Objections place hold on telescope sublease

By Cathy Bussewitz
Star Advertiser
Objections place hold on telescope sublease

This artist’s rendering made available by TMT Observatory Corp. shows the proposed Thirty Meter Telescope.

Hawaii's Board of Land and Natural Resources has approved a sublease for a $1.3 billion telescope that would be one of the world's largest, but the approval is on hold until the board hears objections in a separate review process.

The board met Friday to discuss issues raised previously about a plan to build the Thirty Meter Telescope on the summit of Mauna Kea on Hawaii island.

The University of Hawaii leases land from the state where the telescope would be built, and the Thirty Meter Telescope group would sublease the land for about $1 million after it is fully built.

The sublease is the last major bureaucratic hurdle for scientists, although the proj­ect also faces the threat of lawsuits by opponents.

Opponents raised questions about whether appraisals of the land were done appropriately and whether Native Hawaiians were properly consulted. They said that if the telescope is built on Hawaii's tallest peak, it will desecrate a place held sacred by Native Hawaiians.

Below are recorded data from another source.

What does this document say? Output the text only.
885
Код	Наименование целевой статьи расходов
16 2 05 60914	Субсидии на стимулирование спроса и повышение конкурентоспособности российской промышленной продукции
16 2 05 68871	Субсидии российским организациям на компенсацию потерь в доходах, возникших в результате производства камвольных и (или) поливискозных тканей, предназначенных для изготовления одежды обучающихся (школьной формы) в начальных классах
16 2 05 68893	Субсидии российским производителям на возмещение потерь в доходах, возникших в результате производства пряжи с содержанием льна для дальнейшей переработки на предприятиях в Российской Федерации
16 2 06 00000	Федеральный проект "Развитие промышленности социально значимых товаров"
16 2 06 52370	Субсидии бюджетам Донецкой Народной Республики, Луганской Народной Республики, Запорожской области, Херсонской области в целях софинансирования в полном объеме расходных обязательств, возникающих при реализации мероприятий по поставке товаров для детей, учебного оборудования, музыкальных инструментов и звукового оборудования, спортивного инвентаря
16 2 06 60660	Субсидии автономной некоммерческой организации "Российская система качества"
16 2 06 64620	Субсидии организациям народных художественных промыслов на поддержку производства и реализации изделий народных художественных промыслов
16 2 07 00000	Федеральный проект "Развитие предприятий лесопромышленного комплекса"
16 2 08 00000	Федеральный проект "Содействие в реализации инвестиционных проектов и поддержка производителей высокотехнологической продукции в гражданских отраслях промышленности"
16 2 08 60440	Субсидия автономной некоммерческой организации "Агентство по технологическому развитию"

"Mauna Kea is very sacred to me, to my culture, to my future culture, to my future generations," said Pono Kea­loha, who describes himself as a Hawaiian national.

Representatives from the state Office of Hawaiian Affairs, which would get a percentage of the rent payments, questioned how the rental amount to be charged was calculated.

"Based on our research, we know some of the telescopes on the mountain are selling viewing time for between $80,000 and $100,000 per night," said Sterling Wong, OHA public policy manager.

Land Board Chairman William Aila said the objections were heard, but UH provided what the board thought were legally appropriate answers.

Several opponents requested what's known as a contested case hearing. The sublease will not be in effect until each of the contested cases reaches conclusion, a process that could take as little as a month or as much as a year, Aila said.